About 32 percent of the border community there is Hispanic. So how will the Albertsons, a short walk away from Mexico, serve its Spanish-speakers?
The U.S. Equal Employment Opportunity Commission filed the complaint, alleging store managers reprimanded employees for speaking Spanish on the job. The lawsuit claims workers were barred from speaking Spanish around non-Spanish speakers, and they also couldn't talk to Spanish-speaking customers in the language.
According to the EEOC, employees complained but nothing changed. Christopher Green, director of the EEOC's San Diego office, said workers should report such harassment.
"It is equally important for employers to make certain that harassment is investigated and addressed appropriately."

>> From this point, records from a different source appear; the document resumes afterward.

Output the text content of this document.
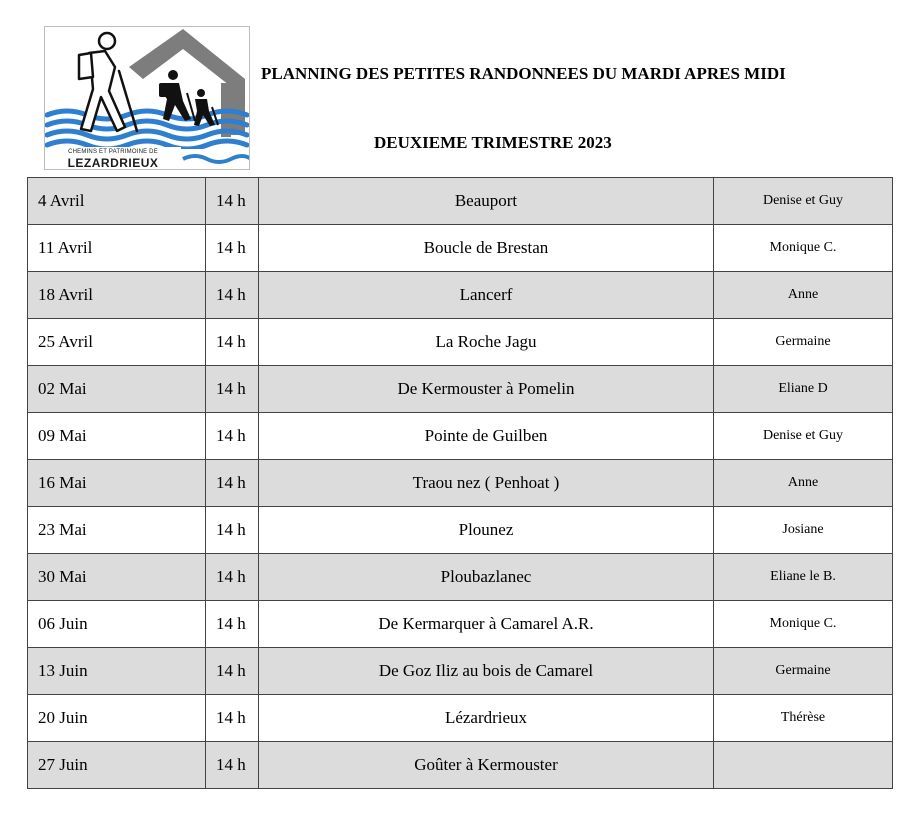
CHEMINS ET PATRIMOINE DE
LEZARDRIEUX
PLANNING DES PETITES RANDONNEES DU MARDI APRES MIDI
DEUXIEME TRIMESTRE 2023
4 Avril	14 h	Beauport	Denise et Guy
11 Avril	14 h	Boucle de Brestan	Monique C.
18 Avril	14 h	Lancerf	Anne
25 Avril	14 h	La Roche Jagu	Germaine
02 Mai	14 h	De Kermouster à Pomelin	Eliane D
09 Mai	14 h	Pointe de Guilben	Denise et Guy
16 Mai	14 h	Traou nez ( Penhoat )	Anne
23 Mai	14 h	Plounez	Josiane
30 Mai	14 h	Ploubazlanec	Eliane le B.
06 Juin	14 h	De Kermarquer à Camarel A.R.	Monique C.
13 Juin	14 h	De Goz Iliz au bois de Camarel	Germaine
20 Juin	14 h	Lézardrieux	Thérèse
27 Juin	14 h	Goûter à Kermouster	
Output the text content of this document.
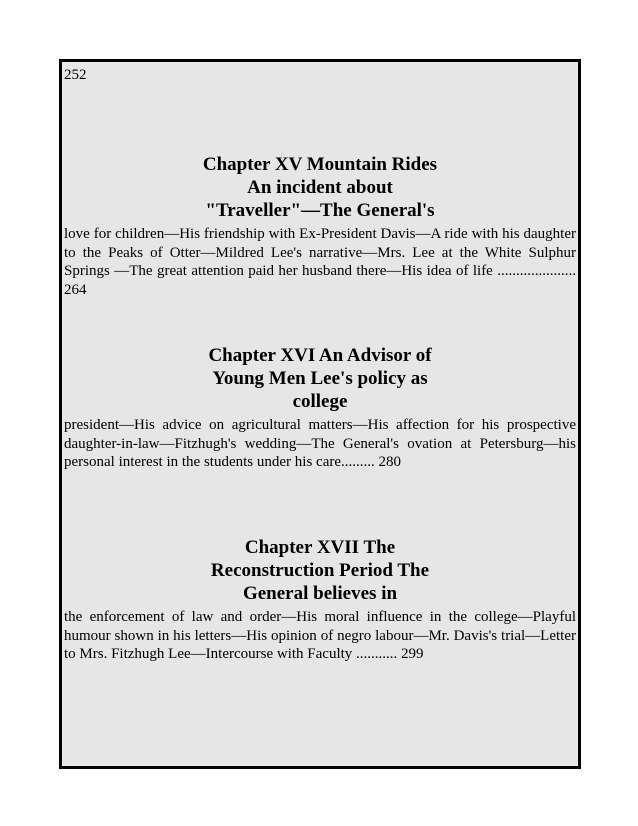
252
Chapter XV Mountain Rides An incident about "Traveller"—The General's
love for children—His friendship with Ex-President Davis—A ride with his daughter to the Peaks of Otter—Mildred Lee's narrative—Mrs. Lee at the White Sulphur Springs —The great attention paid her husband there—His idea of life ..................... 264
Chapter XVI An Advisor of Young Men Lee's policy as college
president—His advice on agricultural matters—His affection for his prospective daughter-in-law—Fitzhugh's wedding—The General's ovation at Petersburg—his personal interest in the students under his care......... 280
Chapter XVII The Reconstruction Period The General believes in
the enforcement of law and order—His moral influence in the college—Playful humour shown in his letters—His opinion of negro labour—Mr. Davis's trial—Letter to Mrs. Fitzhugh Lee—Intercourse with Faculty ........... 299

Albertons released a statement refuting the claims.
"Albertsons serves a diverse customer population and encourages employees with foreign language abilities to use those skills to serve its customers," the statement said.
Census records show the Hispanic population increased in San Diego area by 5 percent over the previous decade. However, it is one of the few border towns that does not have a Hispanic majority.
According to reports, that is changing. While many immigrants push past to Los Angeles, which has nearly 10 percent of the nation's Hispanic population, many settle, raise children and buy homes in San Diego.